Но даже с вихрем происходящих событий, с моими чувствами к Матвею, будущее проходило мимо. Настоящее даже не оборачивалось — оно шло по параллельной дороге, пока я смотрел ему вслед.
Я знал, что и расследование, и суд, и те придурки с долгом — очень важно. Что я тоже должен учувствовать, придавать им большее значение, а не смотреть на уезжающий поезд.
Но я завис, по-прежнему не способный дотянутся до кнопки перезапуска, слишком загруженный весом происходящих внутри процессов.
Коробкой в коробке, эскапизмом внутри эскапизма.
Я едва ли мог заставить себя наблюдать, оставаться в курсе происходящего. Едва поддерживал разговоры в чате, едва отвечал на Лёхины беспокойные звонки.
Не из-за апатии, а из-за временной внутренней инвалидности.
Он бы сказал: «Выше нос, Солнышко». Он никогда не подбадривал меня в открытую — разве что иронией, но само его существование вносило некий смысл. Как я мог не замечать его? Забыть его?
Принимать, как должное.
И тогда, в нашу последнюю встречу: «Он исчезает меня», — вот что то были за слова. Потому, что появились Лёха, Матвей, другие люди, нужда в нём потихоньку исчезала… вместе с ним самим.
Смешно — в итоге, я ведь получил, что «хотел».
Минус приступы, минут раздвоение, растроение, размножение реальностей…
Минус Лис, минус Зелёный, минус шкаф, минус Сонька…
Иногда казалось — я вижу его… а потом одёргивал себя, особенно когда люди обращались ко мне, словно к нему.
И тогда думалось — может не стоит выходить из дому? Может… исчезнуть где-нибудь для этих людей, чтобы они забыли?
Но даже если они забудут — я помню.
Нет, ерунда, мне просто нужно немного…
Ещё немного времени.
И я выдохну.
* * *
Прихожу в себя, выныривая из мутной пелены в одно резкое мгновение. Мы стоим на улице, вечером — я и Матвей. Он внизу ступенек, прислонившись к каменным перилам, задумчиво курит, а я замер наверху — тоже каменный, наверняка застывший всё это время в прострации — даже не помню, как мы сегодня сюда дошли…
А, точно, отец выгнал нас прогуляться, отправляя Матвея со мной в качестве няньки.
Помню — у того опять были красные глаза.
Не только из-за моего состояния, которое он молчаливо принимал. Ему скоро нужно уезжать — чтоб те придурки отвязались, ибо прямо они не угрожают, и написать заяву не получится.
Вопрос с приютом отче решил, взяв на себя типа опекунство, временное. Кажется, для соцработников так тоже оказалось проще. И он же, предложил помочь с финансами и поступлением в универ подальше на следующий год. Подальше от типов, которых мы даже пару раз видели у дома Матвея, когда тот на пару дней вернулся.
Хотя, они тоже оказались не настолько опасными, насколько их рисовала Матвеева паранойя. С папиной подачки он начал потихоньку выходить на улицу, желательно в людные места и с номером копов на быстром доступе.

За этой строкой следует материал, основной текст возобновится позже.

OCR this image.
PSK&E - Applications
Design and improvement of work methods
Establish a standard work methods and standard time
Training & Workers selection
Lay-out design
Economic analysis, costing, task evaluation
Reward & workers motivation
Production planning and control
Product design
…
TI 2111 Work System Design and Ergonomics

Не знаю, приставали они или нет, но сама жизнь под гнётом такой возможности вряд и доставляла ему удовольствие.
Когда отец предложил денег… я в первый раз видел, чтобы Матвей плакал — беззвучно, прижимая запястья к локтям и задерживая дыхание.
Из-за его холодности, самостоятельности мне казалось — он взрослый, но оказалось — я совсем его не знаю.

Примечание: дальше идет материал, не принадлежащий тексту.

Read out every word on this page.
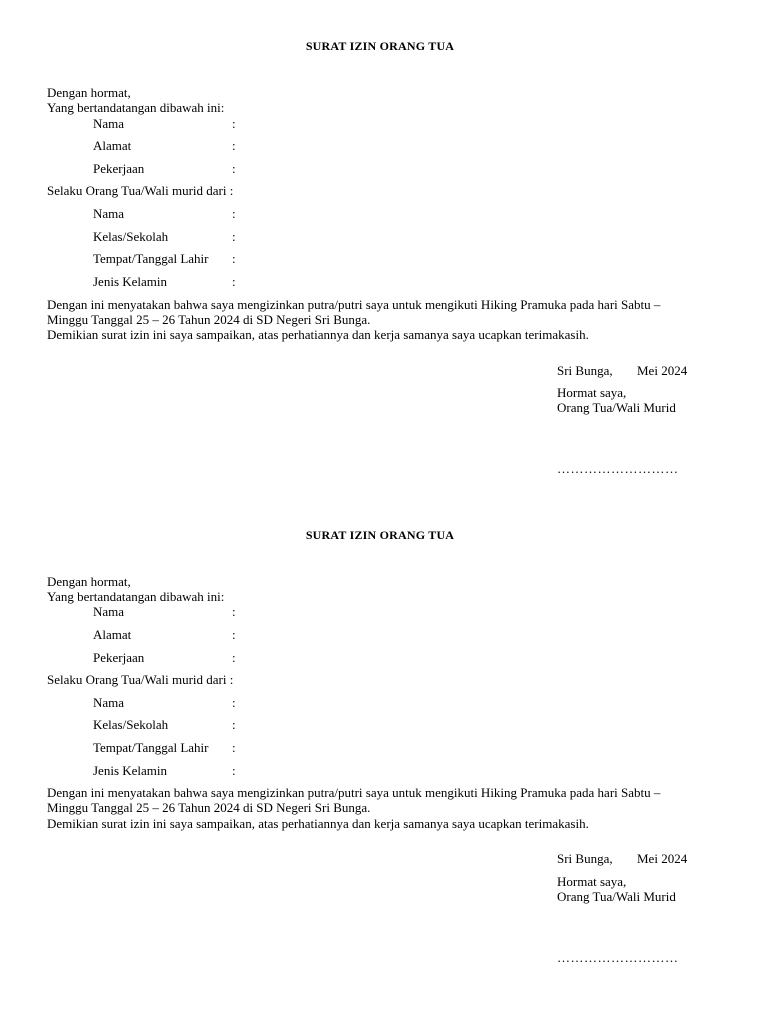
SURAT IZIN ORANG TUA
Dengan hormat,
Yang bertandatangan dibawah ini:
Nama	:
Alamat	:
Pekerjaan	:
Selaku Orang Tua/Wali murid dari :
Nama	:
Kelas/Sekolah	:
Tempat/Tanggal Lahir :
Jenis Kelamin	:
Dengan ini menyatakan bahwa saya mengizinkan putra/putri saya untuk mengikuti Hiking Pramuka pada hari Sabtu –
Minggu Tanggal 25 – 26 Tahun 2024 di SD Negeri Sri Bunga.
Demikian surat izin ini saya sampaikan, atas perhatiannya dan kerja samanya saya ucapkan terimakasih.
Sri Bunga, Mei 2024
Hormat saya,
Orang Tua/Wali Murid
………………………
SURAT IZIN ORANG TUA
Dengan hormat,
Yang bertandatangan dibawah ini:
Nama	:
Alamat	:
Pekerjaan	:
Selaku Orang Tua/Wali murid dari :
Nama	:
Kelas/Sekolah	:
Tempat/Tanggal Lahir :
Jenis Kelamin	:
Dengan ini menyatakan bahwa saya mengizinkan putra/putri saya untuk mengikuti Hiking Pramuka pada hari Sabtu –
Minggu Tanggal 25 – 26 Tahun 2024 di SD Negeri Sri Bunga.
Demikian surat izin ini saya sampaikan, atas perhatiannya dan kerja samanya saya ucapkan terimakasih.
Sri Bunga, Mei 2024
Hormat saya,
Orang Tua/Wali Murid
………………………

Ему придётся уехать, скоро. Быстрее, чем мне удастся разобраться в себе, может поэтому… Поэтому я так сильно не хочу его отпускать, хотя мы и не оставались толком наедине после аварии.
…я не знаю, что из этого… не настоящего было — не было, до сих пор не знаю.
Но от этого мир не рухнет.
Челгаю ботинком по бетону, привлекая внимание, и смотрю в его красивые, прозрачно-голубые глаза. Говорю:
— Лови меня. Поймай.
И падаю.
Примечания:
*Эскапизм – побег от реальности. В современности компьютерные игры часто называют видом эскапизма, но в принципе, это любые формы ухода от действительности.